Reaction to EPA Delays Pt 3
I'm Bob Larson. After the EPA extends its timeline for providing answers to accusations they broke state campaign financing laws with the What's Upstream campaign, some wonder if a new Administration will help expedite the process ...GERALD BARON ... "Certainly there's hope. Obviously, with the change in Administration, it looks like there's going to be some significant changes in the EPA and certainly in EPA Region 10 as well, we expect there to be some significant changes. What we're concerned about is that the staff people, who many of people were civil servants and who've been there for a long time, you know there's a culture that has been developed within the EPA that is very troublesome to farmers and the rural community."
Save Family Farming Director Gerald Baron says outgoing EPA Administrator Gina McCarthy admitted in a recent Washington Post interview that she wished they'd developed better relations with rural America ...

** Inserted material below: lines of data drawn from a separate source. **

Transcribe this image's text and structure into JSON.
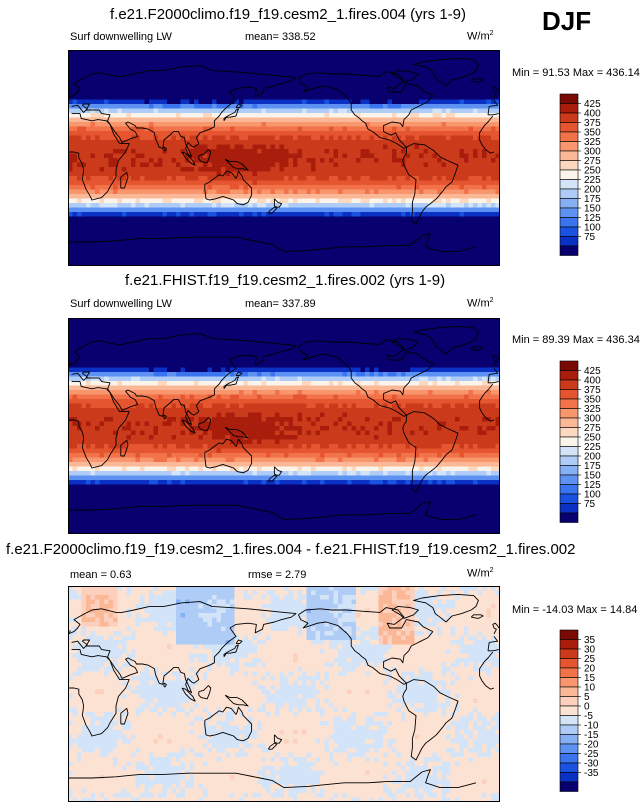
{
  "season": "DJF",
  "units_label": "W/m",
  "units_exp": "2",
  "colors": {
    "abs_scale": [
      "#08006e",
      "#0a30c4",
      "#1a52e0",
      "#3a74ee",
      "#5e92f2",
      "#86b0f4",
      "#aeccf6",
      "#d4e4f8",
      "#fbf4ea",
      "#fcd8bf",
      "#fbb896",
      "#f8966e",
      "#f2734a",
      "#e45530",
      "#cc3a1c",
      "#a81d0c",
      "#7a0a04"
    ],
    "diff_scale": [
      "#08006e",
      "#0a30c4",
      "#1a52e0",
      "#3a74ee",
      "#5e92f2",
      "#86b0f4",
      "#aeccf6",
      "#d4e4f8",
      "#fce2d2",
      "#fcd0bc",
      "#fbb896",
      "#f8966e",
      "#f2734a",
      "#e45530",
      "#cc3a1c",
      "#a81d0c",
      "#7a0a04"
    ],
    "map_border": "#000000",
    "coast": "#000000"
  },
  "chart_data": [
    {
      "type": "heatmap",
      "title": "f.e21.F2000climo.f19_f19.cesm2_1.fires.004 (yrs 1-9)",
      "variable": "Surf downwelling LW",
      "mean_label": "mean= 338.52",
      "min_label": "Min =  91.53",
      "max_label": "Max = 436.14",
      "min": 91.53,
      "max": 436.14,
      "mean": 338.52,
      "colorbar_ticks": [
        "425",
        "400",
        "375",
        "350",
        "325",
        "300",
        "275",
        "250",
        "225",
        "200",
        "175",
        "150",
        "125",
        "100",
        "75"
      ],
      "levels": [
        75,
        100,
        125,
        150,
        175,
        200,
        225,
        250,
        275,
        300,
        325,
        350,
        375,
        400,
        425
      ]
    },
    {
      "type": "heatmap",
      "title": "f.e21.FHIST.f19_f19.cesm2_1.fires.002 (yrs 1-9)",
      "variable": "Surf downwelling LW",
      "mean_label": "mean= 337.89",
      "min_label": "Min =  89.39",
      "max_label": "Max = 436.34",
      "min": 89.39,
      "max": 436.34,
      "mean": 337.89,
      "colorbar_ticks": [
        "425",
        "400",
        "375",
        "350",
        "325",
        "300",
        "275",
        "250",
        "225",
        "200",
        "175",
        "150",
        "125",
        "100",
        "75"
      ],
      "levels": [
        75,
        100,
        125,
        150,
        175,
        200,
        225,
        250,
        275,
        300,
        325,
        350,
        375,
        400,
        425
      ]
    },
    {
      "type": "heatmap",
      "title": "f.e21.F2000climo.f19_f19.cesm2_1.fires.004 - f.e21.FHIST.f19_f19.cesm2_1.fires.002",
      "mean_label": "mean =   0.63",
      "rmse_label": "rmse =   2.79",
      "min_label": "Min = -14.03",
      "max_label": "Max =  14.84",
      "min": -14.03,
      "max": 14.84,
      "mean": 0.63,
      "rmse": 2.79,
      "colorbar_ticks": [
        "35",
        "30",
        "25",
        "20",
        "15",
        "10",
        "5",
        "0",
        "-5",
        "-10",
        "-15",
        "-20",
        "-25",
        "-30",
        "-35"
      ],
      "levels": [
        -35,
        -30,
        -25,
        -20,
        -15,
        -10,
        -5,
        0,
        5,
        10,
        15,
        20,
        25,
        30,
        35
      ]
    }
  ]
}
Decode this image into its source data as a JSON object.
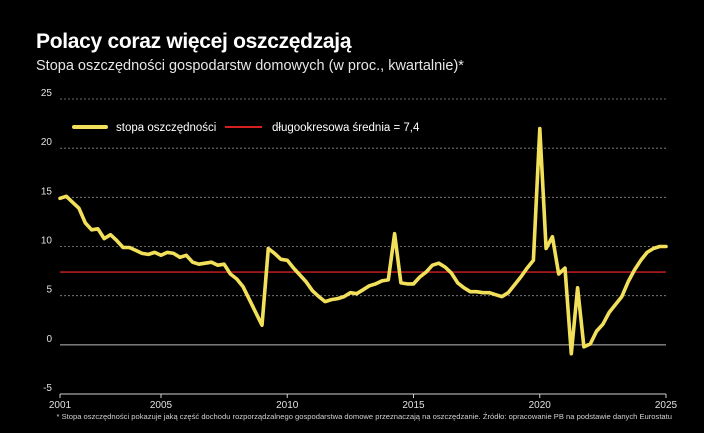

GERALD BARON ... "I'm grateful Gina McCarthy has pointed that out as she's leaving office, but we're certainly going to do all that we can with the new Administration to make certain that there's a change that runs, not just at the top level, which is the political level, but at the staff level where the culture of EPA really resides."
Baron says what it is likely to boil down to is whether or not tribal concerns are immune from our state campaign laws. And if they are, something will need to be done to fix the problem, probably at the legislative level.
It's still not clear how much money was spent on the What's Upstream campaign, but tribal records seem to indicate upwards of $650-thousand dollars.